Missing Value Imputation
After normalization, impute missing values to handle gaps in the dataset. The choice of imputation method depends on the nature of the data:
  • K-Nearest Neighbors (KNN) Imputation: Estimates missing values based on the intensities of similar metabolites or samples.
  • Median/Mean Imputation: Replaces missing values with the median or mean intensity of that metabolite across samples.

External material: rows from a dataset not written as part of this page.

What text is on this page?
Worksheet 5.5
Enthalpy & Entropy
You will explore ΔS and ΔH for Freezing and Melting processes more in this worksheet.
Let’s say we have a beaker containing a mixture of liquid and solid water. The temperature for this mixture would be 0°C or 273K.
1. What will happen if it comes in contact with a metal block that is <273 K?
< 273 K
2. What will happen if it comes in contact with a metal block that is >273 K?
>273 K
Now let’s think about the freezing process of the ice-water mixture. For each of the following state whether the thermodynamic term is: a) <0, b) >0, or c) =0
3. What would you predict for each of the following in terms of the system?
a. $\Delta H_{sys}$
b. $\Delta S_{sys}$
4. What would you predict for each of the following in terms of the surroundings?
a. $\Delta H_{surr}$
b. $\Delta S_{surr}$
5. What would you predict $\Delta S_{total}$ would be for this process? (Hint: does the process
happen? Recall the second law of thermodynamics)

  • Small Constant Value: For values below the detection limit, replace with a small constant (e.g., half of the minimum observed non-zero intensity) to avoid distorting the data distribution.
Data Scaling (if necessary)
Scale the data to ensure that metabolites with different absolute intensities contribute equally to multivariate analyses. Common scaling methods include:
  • Mean-Centering and Autoscaling: Subtracts the mean and divides by the standard deviation for each metabolite, bringing all metabolites to a comparable scale.
  • Log Transformation: Compresses the dynamic range of the data, reducing the impact of high-intensity metabolites and highlighting fold changes.
Data Standardization
  • Standardize the data (often using Z-score standardization) to ensure that each metabolite has a mean of 0 and a standard deviation of 1. This step is particularly useful for multivariate analyses, such as PCA or clustering, where you want all features (metabolites) to have an equal contribution.
  • Standardization is optional and is applied based on the analysis goals. It is most commonly used when performing multivariate analyses that are sensitive to differences in metabolite scales.
Statistical Analysis
Proceed with downstream statistical analyses using the pre-processed data:
  • Multivariate Analysis: Use techniques like Principal Component Analysis (PCA) or Partial Least Squares Discriminant Analysis (PLS-DA) to identify patterns, clusters, or differences in metabolite profiles between groups.
  • Univariate Analysis: Apply t-tests, ANOVA, or other statistical tests to compare individual metabolites between experimental groups.

The choice of analysis depends on the biological questions being addressed and the nature of the dataset.
Protocol references
Dablanc, A., Hennechart, S., Perez, A., Cabanac, G., Guitton, Y., Paulhe, N., Lyan, B., Jamin, E.L., Giacomoni, F. and Marti, G., 2024. FragHub: A mass spectral library data integration workflow. Analytical Chemistry96(30), pp.12489-12496.
Takeda, H., Matsuzawa, Y., Takeuchi, M., Takahashi, M., Nishida, K., Harayama, T., Todoroki, Y., Shimizu, K., Sakamoto, N., Oka, T. and Maekawa, M., 2024. MS-DIAL 5 multimodal mass spectrometry data mining unveils lipidome complexities. bioRxiv, pp.2024-02.
Tsugawa, H., Cajka, T., Kind, T., Ma, Y., Higgins, B., Ikeda, K., Kanazawa, M., VanderGheynst, J., Fiehn, O. and Arita, M., 2015. MS-DIAL: data-independent MS/MS deconvolution for comprehensive metabolome analysis. Nature methods12(6), pp.523-526.
Zhang, X., Dong, J. and Raftery, D., 2020. Five easy metrics of data quality for LC–MS-based global metabolomics. Analytical chemistry92(19), pp.12925-12933.